Codes designated with bilateral surgery indicator “2” will typically describe the service as either “bilateral” or “unilateral or bilateral.” You will find plenty of these services within the gyn CPT® codes such as 58565 (Hysteroscopy, surgical; with bilateral fallopian tube cannulation to induce occlusion by placement of permanent implants), but none in the Radiology chapter of the CPT® code book, with the exception of codes for mammography, such as 77067 (Screening mammography, bilateral (2-view study of each breast), including computer-aided detection (CAD) when performed).

Note Reimbursement Policy for Bilateral Surgery Indicator 3

While the other bilateral surgery indicators also include radiological services, bilateral surgery indicator “3” is exclusive to radiological services in which bilateral billing is allowed, but the reimbursement differs from that of services with a bilateral surgery indicator of “1.” However, ob-gyn practices do not need to worry about these services as none would be performed for obstetric or gynecological issues.

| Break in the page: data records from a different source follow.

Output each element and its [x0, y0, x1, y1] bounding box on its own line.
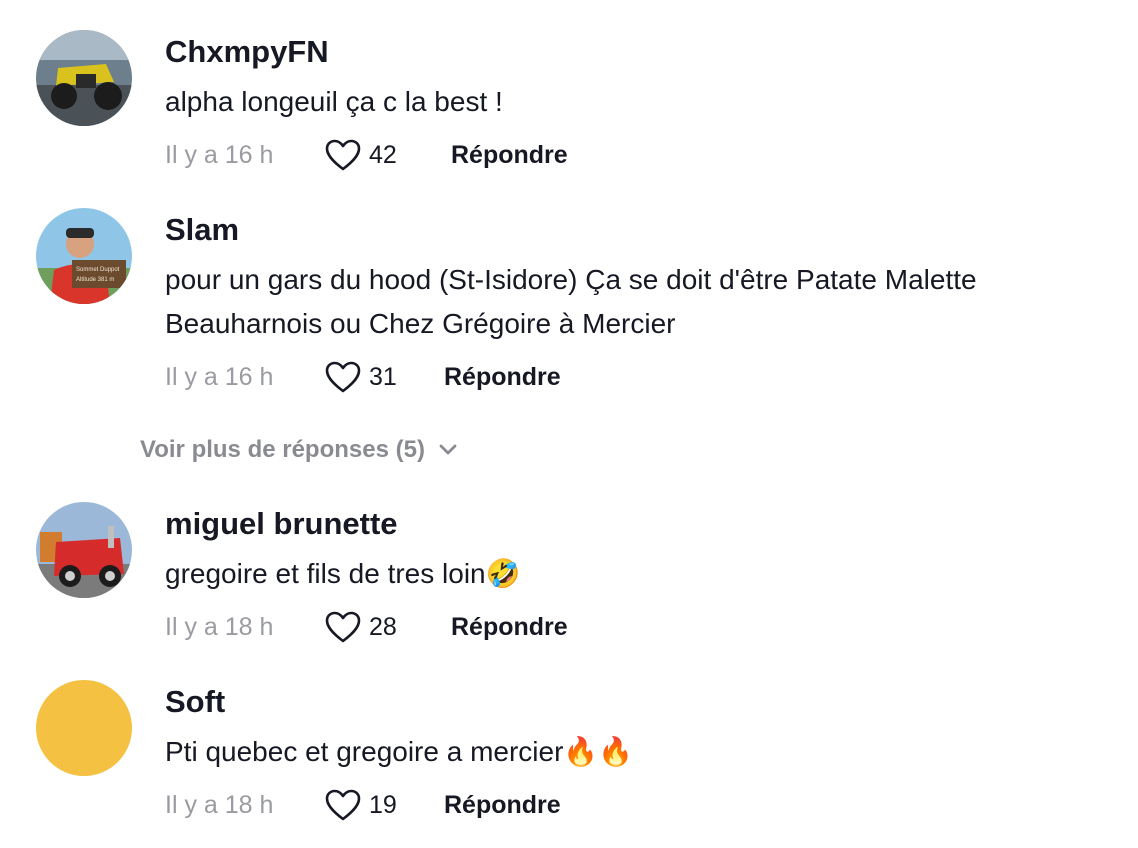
like-count: 28 — [369, 612, 397, 641]
comment-text: alpha longeuil ça c la best ! — [165, 86, 503, 117]
comment-timestamp: Il y a 18 h — [165, 612, 274, 641]
reply-button[interactable]: Répondre — [444, 363, 561, 392]
avatar[interactable]: Sommet Duppot Altitude 381 m — [36, 208, 132, 304]
heart-icon — [325, 611, 361, 643]
reply-button[interactable]: Répondre — [451, 613, 568, 642]
comment-text: pour un gars du hood (St-Isidore) Ça se … — [165, 264, 977, 339]
comment-meta: Il y a 18 h 19 Répondre — [165, 785, 561, 825]
chevron-down-icon — [439, 444, 457, 455]
comment-meta: Il y a 16 h 31 Répondre — [165, 357, 561, 397]
avatar[interactable] — [36, 680, 132, 776]
sign-text: Sommet Duppot — [76, 267, 120, 273]
comment-meta: Il y a 16 h 42 Répondre — [165, 135, 568, 175]
avatar[interactable] — [36, 502, 132, 598]
sign-text-2: Altitude 381 m — [76, 277, 114, 283]
comment-username[interactable]: Slam — [165, 212, 239, 248]
comment-text: Pti quebec et gregoire a mercier🔥🔥 — [165, 736, 634, 767]
comment-username[interactable]: miguel brunette — [165, 506, 398, 542]
comment-username[interactable]: ChxmpyFN — [165, 34, 329, 70]
like-button[interactable]: 28 — [325, 611, 451, 643]
reply-button[interactable]: Répondre — [451, 141, 568, 170]
like-button[interactable]: 19 — [325, 789, 444, 821]
heart-icon — [325, 789, 361, 821]
like-count: 19 — [369, 790, 397, 819]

Steer Clear of Bilateral Surgery Indicator 9

Bilateral surgery indicator “9” means that the bilateral concept does not apply. You’ll want to distinguish this indictor from that of bilateral surgery indicator “0.” While an indicator of “0” may be assigned to surgical services where the bilateral concept doesn’t apply from a physiological perspective, an indicator of “9” is used for services that have no anatomic relevancy at all, such as moderate sedation code 99151 (Moderate sedation services provided by the same physician or other qualified health care professional performing the diagnostic or therapeutic service that the sedation supports…). Under no circumstances can you bill this service bilaterally because the concept simply does not make sense within the context of the service.